Posted by :Dave | August 18, 2009 6:28 PM
I totally agree with your comment - XBRL is about submitting data not documents - the problem is that humans, in the end, have to read it.
Posted by :Dennis Keeling | August 18, 2009 8:18 PM
My fist contact with the XBRL concept by virture of my contact as as subsriber with Edgar online,i probed further into its implication and became fasinated due to its multi-diamesional suitability especially as it offers a ready vehicle to convey IFRS and provide a platform for the enthronement of tranparency,comparability and like metrics in the financial and business reporting supply chain.

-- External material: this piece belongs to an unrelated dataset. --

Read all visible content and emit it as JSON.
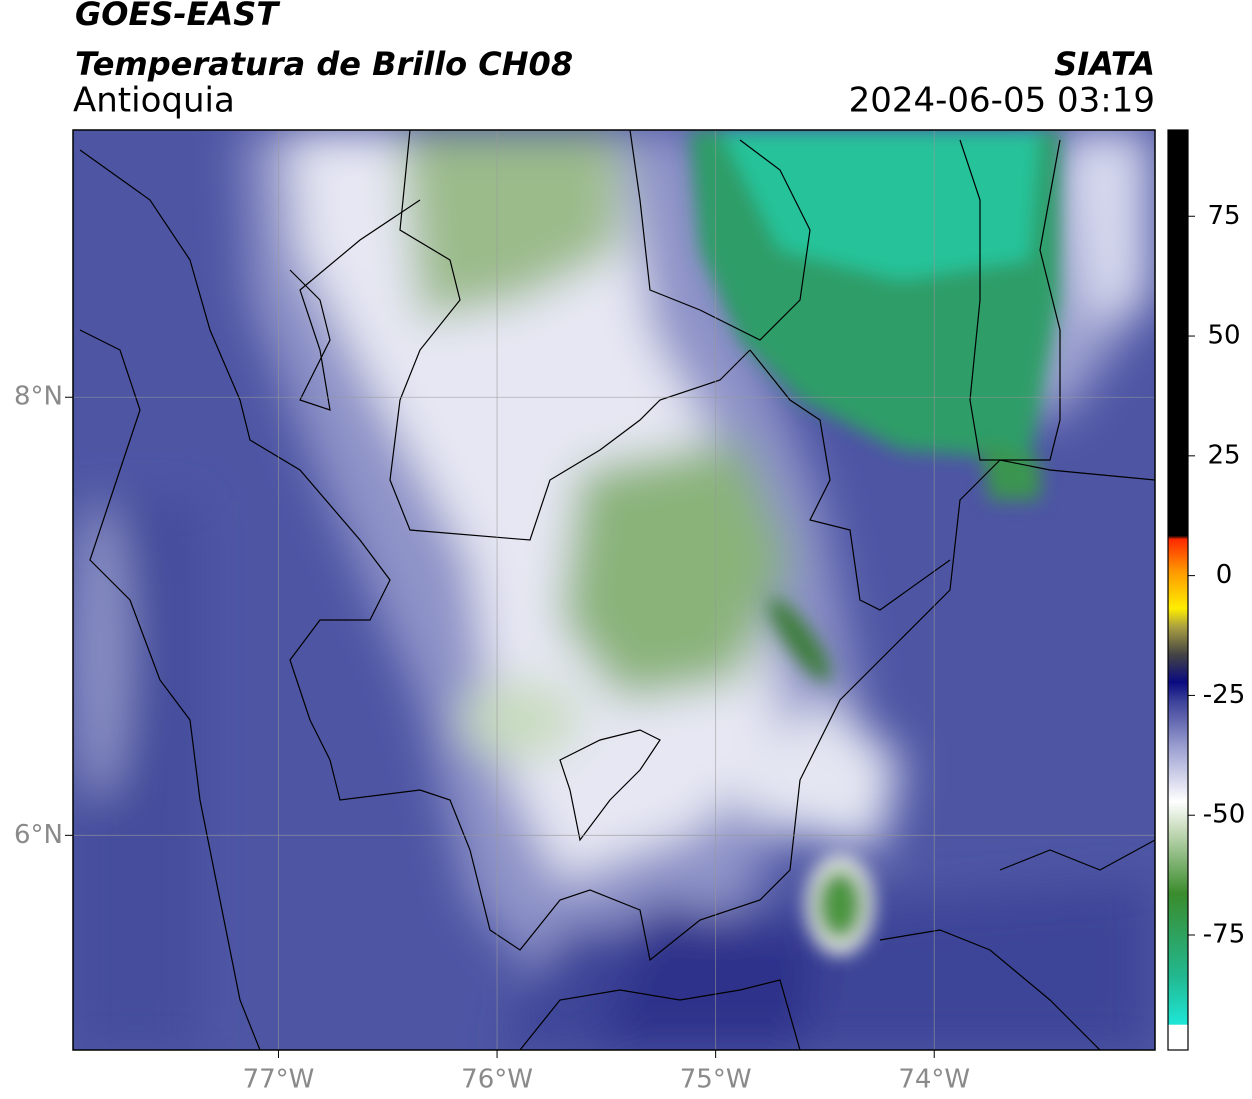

We on the other side of divide and also an itegral part of the financial world must be assisted by the developed economy to enale us apply it and sustain it, you need tyo know the challenges.
Posted by :Johnson O OLUATA B.Sc (Hons) CFE. FCNA | August 19, 2009 11:08 PM
I would be interested in knowing if an XBRL variant has yet been established for non-governmental organisations (eg charities).
Posted by :Ken Ashford | August 20, 2009 10:53 AM
As an accountant in practice I think the Revenue are pushing their luck as my corporate clients accounts are ultimately produced in Xcell, so how am I to convert them to iXBRL without reinputting the data, ie links from an Xcell sheet to an iXBRL sheet within Xcell ?????
Posted by :Tom | August 21, 2009 5:52 PM
Just a comment on the PDF facility on MS Word and Excel; MS Office 2007 allows an add-in that converts *.docx and *.xlsx into *.pdf.
Posted by :carla castro | October 17, 2009 6:06 PM
Much as I personally appreciate the new trend XBRL in business and financial reporting,we can not pretend to have all the basic infrastructure that needed to be on ground for it to be implemented.
I believe the advanced economy is able to fast-track the implementation of XBRL in their jurisdiction by reason of the abundance of facilities that are in place.
I am an adherent for XBRL ,I eagerly look forward to its earliest implementation here in spite of the challenges that must be addressed well in advance, we need the full support of the developed economies to do all these.
For the purposes of planning, we must be caary out advance diagnosis and prescption,This must be based of the outcome of surveys that needed to be administered either off-line or and on-line.
In view of the above, it will appear wise to have neccesry machinery in place for the purposes of carrying out some research on how best to implement XBRL in the developing economies .
Thank you.
Johnson
Posted by :Johnson O OLUATA B.Sc (Hons) Accts,ACIArb,ACTI,CFE,CICM,FCNA. | October 28, 2009 6:00 PM
Quite a few people interested in whether Microsoft are making any moves in the XBRL space. Well, the answer is yes, but not the inline flavour. Their Dynamics ERP system exports all the major documents, balance sheet, cashflow etc, but these are useless unless you run this package, (this might interest readers of this column who run it in an Enterprise). But the likelihood of it appearing as a bolt on to MS Office is at least 3 years away (I've been trialling MS Office 2010 and it's not in that, so make it 4-5!). Anyway, inline XBRL is currently UK only so this shortens the odds significantly. If you'd like to know more about converting Office docs to iXBRL, check out www.arkksolutions.com/ixbrl.html For more details on what Microsoft are doing go to http://www.microsoft.com/msft/FAQ/xbrl.mspx. There's a useful article on there called "The Road to Better Business Information: Making the Case for XBRL"
Posted by :Richard Metcalfe | January 11, 2010 7:23 PM
It seems that we, in the UK, are missing the point of XBRL from the perspective of management and financial accounting. In the states it seems to have been in use by large corporations for some time who can use it's power internally to analyse financial information, not only more quickly, but with a significant reduction in human error - if you are using it already it is a short step to filing and making returns in XBRL. HMRC should have set about selling the idea of XBRL as an accounting tool, and a very powerful one, to which filing returns could have been added, rather than simply making it obligatory and resented. Google XBRL, look at what it can do from an analysis point of view and you may wonder why we haven't already adopted it in the UK.